What is Wallace trying to say with this? Is it a vision of the country as an enormous physical body, with New York as the brain and the Midwest as the digestive system? A disavowal of the cerebral, of the head, in favor of the gut? The closest thing to a thesis comes when Atwater is considering the “paradoxical intercourse of celebrity and audience” that informs every issue of Style:

It was more the deeper, more tragic and universal conflict of which the celebrity paradox was a part. The conflict between the subjective centrality of our own lives versus our awareness of its objective insignificance. Atwater knew — as did everyone at Style, though by some strange unspoken consensus it was never said aloud — that this was the single great informing conflict of the American psyche. The management of insignificance. It was the great syncretic bond of US monoculture. It was everywhere, at the root of everything — of impatience in long lines, of cheating on taxes, of movements in fashion and music and art, of marketing.

How to manage one’s insignificance? It’s a question everyone has to consider, though it may have a different inflection here in Indiana, where insignificance is sometimes assumed, by residents and observers both. You can follow the exploits of celebrities deemed as significant, retweeting their aphorisms and reblogging photo sets to experience a contact high from secondhand fame. You can make like Brint Moltke, expressing himself with the only resources he had at hand, resources that others might call waste. Perhaps I’m setting up a false binary. I’m lingering here, though, because I think this passage gets at the sense of insignificance that Gov. Pence and supporters of RFRA are experiencing. Yes, people are talking shit about Indiana. But at least they’re talking about it. People do stupid things to get attention all the time. Disagree with their actions, certainly, but I think any American could recognize and even empathize with the motives of Pence and his cohorts: the desire not to be ignored.

***

I want to close by considering a writer who examined a different brand of Indiana blankness. Etheridge Knight spent six years in an Indiana prison for robbery, the kind of outrageous sentence a black man would have taken as par for the course in the 1960s but today would seem — well, never mind.

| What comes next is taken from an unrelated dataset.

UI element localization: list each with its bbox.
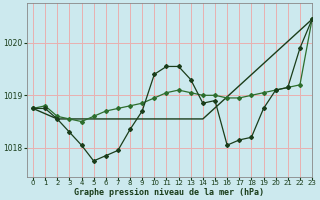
X-axis label: Graphe pression niveau de la mer (hPa): Graphe pression niveau de la mer (hPa) (75, 188, 265, 197)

Knight was marginalized in a marginal state. Even if he had tried to know himself by knowing his neighbors, it’s likely that his neighbors wouldn’t have let him do so. But the indifference he faced throughout his life didn’t embitter him, as he writes in “Birthday Poem,” composed in Indianapolis on April 19, 1975.

The sun rose today, and
The sun went down
Over the trees beyond the river;
No crashed thunder
Nor jagged lightning
Flashed my forty-four years across
The heavens. I am here.
I am alone. With the Indianapolis / News

Sitting, under this indiana sky
I lean against a gravestone and feel
The warm wine on my tongue.
My eyes move along the corridors
Of the stars, searching
For a sign, for a certainty

As definite as the cold concrete
Pressing against my back.
Still the stars mock
Me and the moon is my judge.

But only the moon.

’Cause I ain’t screwed no thumbs
Nor dropped no bombs — 
Tho my name is naughty to the ears of some
And I ain’t revealed the secrets of my brothers
Tho my balls’ve / been pinched
And my back’s / been / scarred

And I ain’t never stopped loving no / one
O I never stopped loving no / one

Only the moon can judge Indiana. It’s a state that mostly gets ignored, and occasionally ridiculed, by the rest of the country, but no matter. Anyone is welcome to come here and see a reflection of themselves in the unlikeliest places, no matter what any law says.